Wednesday, March 22, 2023  |



Indongo sees ‘most important fight in boxing history’ vs. Crawford

Photo: Steve Welsh

Late last week it was announced that RING, WBC and WBO junior welterweight kingpin Terence Crawford would face WBA/IBF beltholder Julius Indongo to unify all the 140-pound titles on August 19 in Lincoln, Nebraska, on ESPN.

Indongo (22-0, 11 knockouts) was ringside for Crawford’s last fight, a masterful May 20 beatdown of 2008 Olympic gold medalist Felix Diaz.

“The atmosphere at Madison Square was electrifying and it was important for me to see Crawford fighting live,” Indongo told “Like all opponents out there, I respect his craft. He is clever, tricky and a damn good boxer and I congratulate him for his win.”

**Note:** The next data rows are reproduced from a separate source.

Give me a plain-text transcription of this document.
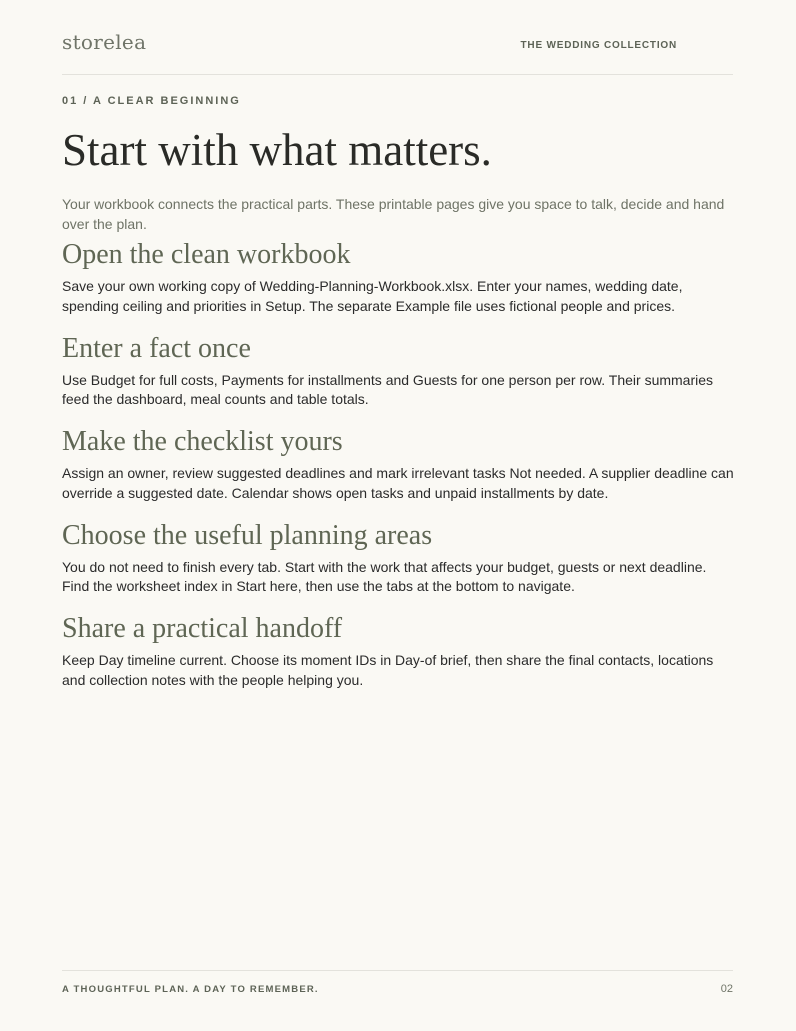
storelea	THE WEDDING COLLECTION
01 / A CLEAR BEGINNING
Start with what matters.

Your workbook connects the practical parts. These printable pages give you space to talk, decide and hand over the plan.

Open the clean workbook

Save your own working copy of Wedding-Planning-Workbook.xlsx. Enter your names, wedding date, spending ceiling and priorities in Setup. The separate Example file uses fictional people and prices.

Enter a fact once

Use Budget for full costs, Payments for installments and Guests for one person per row. Their summaries feed the dashboard, meal counts and table totals.

Make the checklist yours

Assign an owner, review suggested deadlines and mark irrelevant tasks Not needed. A supplier deadline can override a suggested date. Calendar shows open tasks and unpaid installments by date.

Choose the useful planning areas

You do not need to finish every tab. Start with the work that affects your budget, guests or next deadline. Find the worksheet index in Start here, then use the tabs at the bottom to navigate.

Share a practical handoff

Keep Day timeline current. Choose its moment IDs in Day-of brief, then share the final contacts, locations and collection notes with the people helping you.

A THOUGHTFUL PLAN. A DAY TO REMEMBER.	02
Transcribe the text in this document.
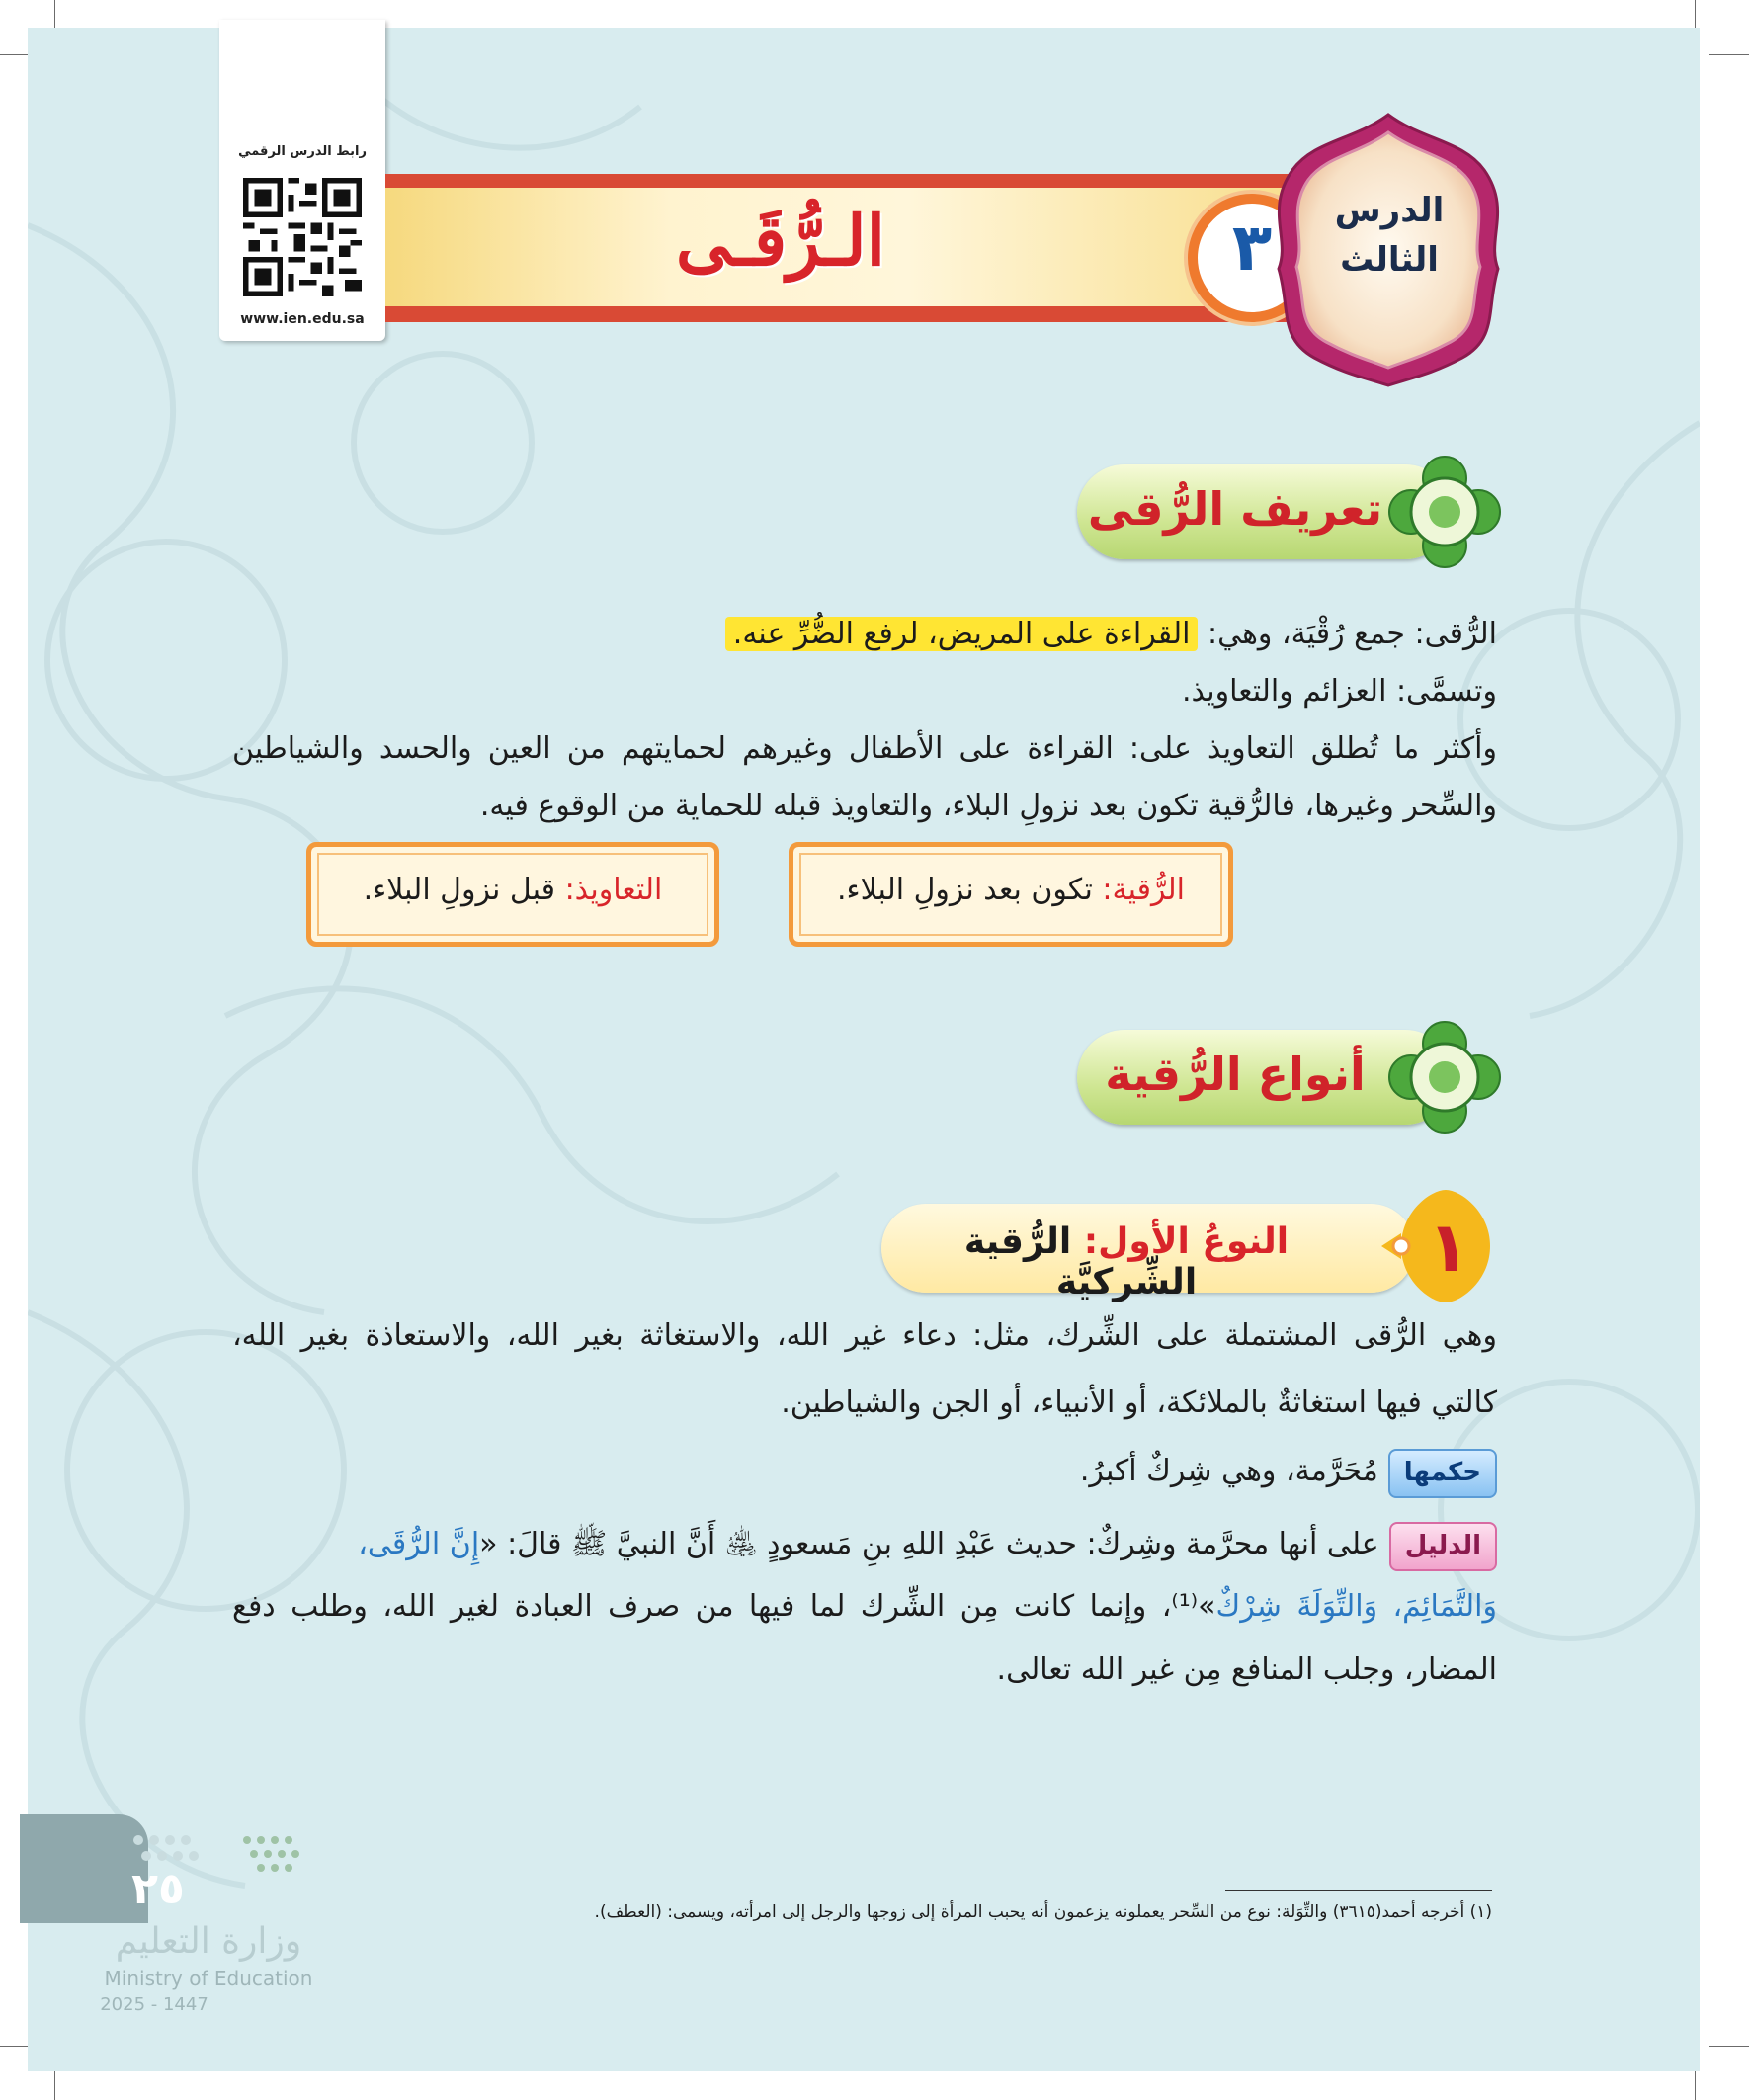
رابط الدرس الرقمي
www.ien.edu.sa
الـرُّقَـى	٣	الدرس
الثالث
تعريف الرُّقى
الرُّقى: جمع رُقْيَة، وهي: القراءة على المريض، لرفع الضُّرِّ عنه.
وتسمَّى: العزائم والتعاويذ.
وأكثر ما تُطلق التعاويذ على: القراءة على الأطفال وغيرهم لحمايتهم من العين والحسد والشياطين
والسِّحر وغيرها، فالرُّقية تكون بعد نزولِ البلاء، والتعاويذ قبله للحماية من الوقوع فيه.
الرُّقية: تكون بعد نزولِ البلاء.
التعاويذ: قبل نزولِ البلاء.
أنواع الرُّقية
النوعُ الأول: الرُّقية الشِّركيَّة	١
وهي الرُّقى المشتملة على الشِّرك، مثل: دعاء غير الله، والاستغاثة بغير الله، والاستعاذة بغير الله،
كالتي فيها استغاثةٌ بالملائكة، أو الأنبياء، أو الجن والشياطين.
حكمهامُحَرَّمة، وهي شِركٌ أكبرُ.
الدليلعلى أنها محرَّمة وشِركٌ: حديث عَبْدِ اللهِ بنِ مَسعودٍ ﵁ أَنَّ النبيَّ ﷺ قالَ: «إِنَّ الرُّقَى،
وَالتَّمَائِمَ، وَالتِّوَلَةَ شِرْكٌ»⁽¹⁾، وإنما كانت مِن الشِّرك لما فيها من صرف العبادة لغير الله، وطلب دفع
المضار، وجلب المنافع مِن غير الله تعالى.
(١) أخرجه أحمد(٣٦١٥) والتِّوَلة: نوع من السِّحر يعملونه يزعمون أنه يحبب المرأة إلى زوجها والرجل إلى امرأته، ويسمى: (العطف).
٢٥
وزارة التعليم
Ministry of Education
2025 - 1447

In an official statement given today, Indongo added, “I feel truly blessed to be at the right time at the right place and with the best team and sponsor. After two massive world title wins against two world champions away from home, I now find myself in the most important fight in boxing history, a full unification fight with five world titles on the line. I am honoured to be part of it, to represent my country Namibia, and winning it against a world class and undefeated fighter like Terence Crawford will be a bonus.”

Whether Indongo truly meant all of boxing’s history, the 140-pound division’s history, his own history or Namibia’s history, there’s no doubting he’s right about it being a hugely significant fight.

Things have moved quickly for Indongo. He headed to Russia six months ago as an unknown and sizeable 7-1 underdog, knocking out Eduard Troyanovsky with a vicious left hook at 0:40 of the opening round.

The 34-year-old followed that by again going on the road, this time besting Ricky Burns and proving the Troyanovsky victory wasn’t a lucky punch.

“It was a fantastic and tough fight,” said the African southpaw boxer-puncher. “Even though I dominated the fight I had to be very vigilant because Burns is a clever and powerful boxer.

“Fighting away from home is never easy; if you do not win convincingly anything can happen. We have seen the strangest decisions in boxing. I therefore knew I had to win beyond a reasonable doubt or knock him out to walk away with a win. It was our strategy from the beginning and I simply stuck to the game plan.”

Although he’s enjoyed a whirlwind six months, Indongo says life has been the same as before his success. He has resumed his full-time job as a police officer and has taken part in a couple of roadshows to show his appreciation to the boxing fans in Namibia. He hopes this inspires other boxers in his homeland.

“Of course more people now know Julius Indongo and the attention has been amazing,” he said. “but I remain humble and focused on the future. I appreciate the love from fans across the world especially in Namibia. They have been there since day one and their love and encouragement propels me forward.”

His manager/promoter Nestor Tobias explained further: “He is a household name and an inspiration to many boxers and people in general that anything is possible.”